Geology club offers academic recreation

Rian Edignton

It is safe to say that many students at Sacramento State are becoming more eco-friendly. One way students can express their appreciation of Earth is to go out and spend time learning about it. The Sac State Geology Club offers precisely that experience.

The club was founded in 1978 and has been offering geology majors and all other students opportunities to get an educational look at nature since its formation.

Students can go on day hikes, local field trips and participate in other social events such as tailgating.

The Geology club also hosts children’s events in which they expose children to the wonders of geology.

“On Fridays we often host about 50 to 75 middle school and elementary school students who come and tour the Placer Hall department,” said Mitch Harris, junior representative liaison of the club. “There we have four different science stations, working with hands on activities like a Stratovolcano display in which we actually make it foam and spew fake lava and a cool seismograph that shows local seismic activity in the area.”

Students also tour the rock garden out front of Placer hall that has some of the rock specimens that the Sac State geology department has collected over the years.

The club also creates rock sample boxes for local schools.

“We use old tackle boxes to create up to 25 samples of common rocks that elementary school children can get their hands on and get a feel for just how awesome rocks are,” said Harris.

The boxes include the always favorite “Fool’s gold,” Mica, and other common rocks like feldspar or quartz.

“Teachers are able to use these samples to give kids a real world example of some of the really beautiful rocks that often are just below our feet,” said Harris.

Thomas Johnston is a 31-year-old geology major. He has been a part of the club for almost two years and has been president since June 2014.

“The club is a really great way to learn about nature while being in nature yet still being able to have the benefit of instructors and peers,” said Johnston. “It’s taking learning to the next level by engaging in the world.”

Johnston said his favorite memory with the group so far was when they went on a night hike to the beach and watched the moon rise over the ocean.

A geology professor or a grad student usually accompanies the club on their field trips. Occasionally the group will coordinate with a professional in the field of geology to accompany them as well or give a speech to the group.

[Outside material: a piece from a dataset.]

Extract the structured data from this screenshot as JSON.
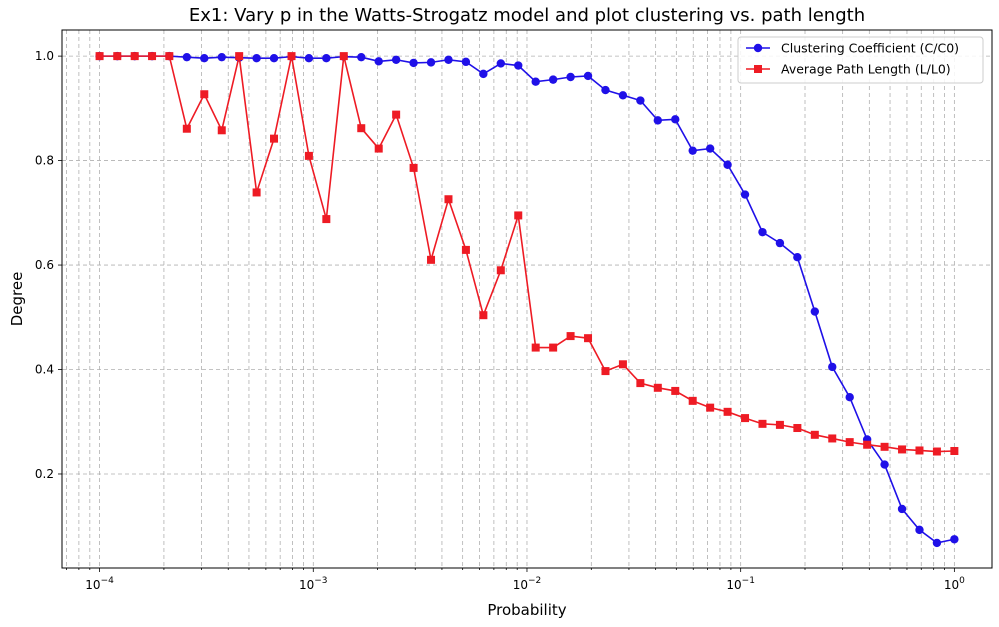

“The Sac State geology club is a place where geologists come together,” said Nick Novotny, a past geology club president and Sac State alumnus. “We have demonstrated year after year what we can accomplish by doing so at our annual rock auction, where all our funding is derived. We use this money to subsidize geology field trips and student fees.”

The club relies heavily this fundraiser to pay for the trips. In most cases transportation, equipment and location planning is all provided for by the group.

“Being a part of the Sac State Geology Club means being part of a community,” said Novotny. “We hold meetings and events that bring students entering the major together with upperclassmen and faculty to facilitate a better learning environment for everyone.”

The 11th annual rock auction will be held on Oct. 18.

“The rock auction is a great event, in which the club uses the profits to help subsidize student field camp fees,” said Harris. “We hold both silent auctions and live auctions, which can raise around $15,000 in revenue.”

There are both raw samples and some refined samples, like polished stones and fashion accessories such as belt buckles made of smooth polished rocks.

“We auction off both our own collection specimens as well as those donated by rock aficionados in the area,” said Harris, “The rock auction is open to the public and no fee is required to attend; we also offer a small dinner as you browse rock samples.”

The club holds this event to subsidize the cost of field trips, but they also have fun with other campus clubs as well.

“We will also be holding a tailgate party for the 18th Homecoming game here on campus and are hoping to team up with the Engineering Club and Biology Club,” said Harris, “We’ll be barbecuing some burgers and dogs and having a few games to get in the spirit for the big game that evening.”

Social events such as tailgating or bowling allow students to meet other people with similar interests.

“The club is not restricted to just geology majors,” said Harris, “we have students from every major, including English, communication, history and anyone who has a passion for the outdoors and natural world.”

This year the club will be doing some weekend hikes to especially interesting geological areas in the valley and Sierras.

“We often cater to those of us who have what we like to call ‘nature deficiency disorder,’ or NDD,” said Harris.

The next club meeting will be held on Thursday, Oct. 9 at noon in Placer 1006.